I have to own up to my track record. We attempted two church plants and they both did not survive. Another church merged with a sister congregation. The first church I served as pastor barely hangs on. The church I served as youth pastor has declined from 45 students to an average of 6. At last count these blogs were only visited a dozen times in the past 24 hours. My last book sold less than 50 total copies.
That does not mean the dream does not blaze in my soul as white hot as it ever has to make an impact. Don't get me wrong. I am not looking for fame. I prefer to live out my remaining days to minister in obscure places in the backwoods off the beaten path. I don't have to be in the spotlight. I prefer to invest my life and ministry into a local flock. To love them, pray for them, and feed them the word of God. It is my desire that God would reach lost souls and pack the pews with people who are being transformed by God.
Some would argue that at 58 I am used up. That my best days are behind me. That I might just be looking to coast into retirement. They could not be more wrong. I believe my best days in ministry are still out in front of me. God is building greater faith in me and more wisdom. I have as much passion to serve as a shepherd today as I ever have in my ministry. I am not looking for retirement. I plan to serve God as long as I am physically and mentally able. There will come a day when it becomes prudent for me to operate on a year-to-year basis with the church as pastor. I want to stay long but not too long beyond my effectiveness. I desire to give the church an easy out when it comes time for me to step down. I have a date in my mind, but ultimately that is in God's hands. I think retirement is highly overrated.

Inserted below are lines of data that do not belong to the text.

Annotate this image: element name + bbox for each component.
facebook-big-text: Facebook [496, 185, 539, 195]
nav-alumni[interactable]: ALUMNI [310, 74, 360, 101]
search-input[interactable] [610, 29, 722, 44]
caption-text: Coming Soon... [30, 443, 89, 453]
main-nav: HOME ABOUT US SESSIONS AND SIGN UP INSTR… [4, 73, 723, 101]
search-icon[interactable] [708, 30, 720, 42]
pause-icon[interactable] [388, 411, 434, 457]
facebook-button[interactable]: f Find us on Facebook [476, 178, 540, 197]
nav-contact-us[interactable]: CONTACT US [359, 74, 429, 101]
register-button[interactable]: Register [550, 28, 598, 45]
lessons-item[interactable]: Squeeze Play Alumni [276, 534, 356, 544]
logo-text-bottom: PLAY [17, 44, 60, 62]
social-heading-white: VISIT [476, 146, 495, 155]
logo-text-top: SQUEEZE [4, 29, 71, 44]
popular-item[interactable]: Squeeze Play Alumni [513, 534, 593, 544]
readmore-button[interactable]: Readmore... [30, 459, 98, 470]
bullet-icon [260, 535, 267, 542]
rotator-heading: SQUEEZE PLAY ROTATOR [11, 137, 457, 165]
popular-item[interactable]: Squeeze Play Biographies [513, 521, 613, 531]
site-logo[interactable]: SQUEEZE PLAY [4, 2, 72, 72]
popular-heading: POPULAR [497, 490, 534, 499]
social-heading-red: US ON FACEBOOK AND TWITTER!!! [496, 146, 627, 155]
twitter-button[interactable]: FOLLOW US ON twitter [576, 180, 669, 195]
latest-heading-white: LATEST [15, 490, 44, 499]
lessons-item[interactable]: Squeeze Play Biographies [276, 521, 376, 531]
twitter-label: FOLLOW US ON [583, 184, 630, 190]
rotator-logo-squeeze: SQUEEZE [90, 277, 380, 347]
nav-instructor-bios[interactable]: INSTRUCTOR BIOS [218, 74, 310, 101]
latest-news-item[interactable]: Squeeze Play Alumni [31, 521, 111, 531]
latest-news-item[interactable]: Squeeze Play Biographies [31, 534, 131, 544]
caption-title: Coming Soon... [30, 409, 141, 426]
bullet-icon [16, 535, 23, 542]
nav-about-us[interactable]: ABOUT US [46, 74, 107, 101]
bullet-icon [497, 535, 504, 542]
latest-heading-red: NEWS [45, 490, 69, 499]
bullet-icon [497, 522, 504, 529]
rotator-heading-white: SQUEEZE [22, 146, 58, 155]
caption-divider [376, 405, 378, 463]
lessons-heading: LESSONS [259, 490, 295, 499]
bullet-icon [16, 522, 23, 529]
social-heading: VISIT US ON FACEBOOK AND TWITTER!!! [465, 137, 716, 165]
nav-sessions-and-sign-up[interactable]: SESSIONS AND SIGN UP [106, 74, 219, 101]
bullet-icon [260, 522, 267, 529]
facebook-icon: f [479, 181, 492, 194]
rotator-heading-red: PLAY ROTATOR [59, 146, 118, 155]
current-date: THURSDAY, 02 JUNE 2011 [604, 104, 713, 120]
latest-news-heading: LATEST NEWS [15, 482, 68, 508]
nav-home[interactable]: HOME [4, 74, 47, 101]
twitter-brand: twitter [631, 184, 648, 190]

I understand I am entering the dusk years of my life. All that does for me is make me more focused to pray harder, work longer, preach louder, and write oftener hoping some or all of it will make some difference for God. With 2024 winding down I am winding up to hit the new year running. I don't know what making a difference really looks like. At the end of my life journey, I want my life to have counted. I want to do more than take up space and live an ordinary life. I want to tap into an extraordinary life through God. With that I am off to bed and will let the new year ring in without me. Perhaps the Lord will allow me to make a greater difference in 2025.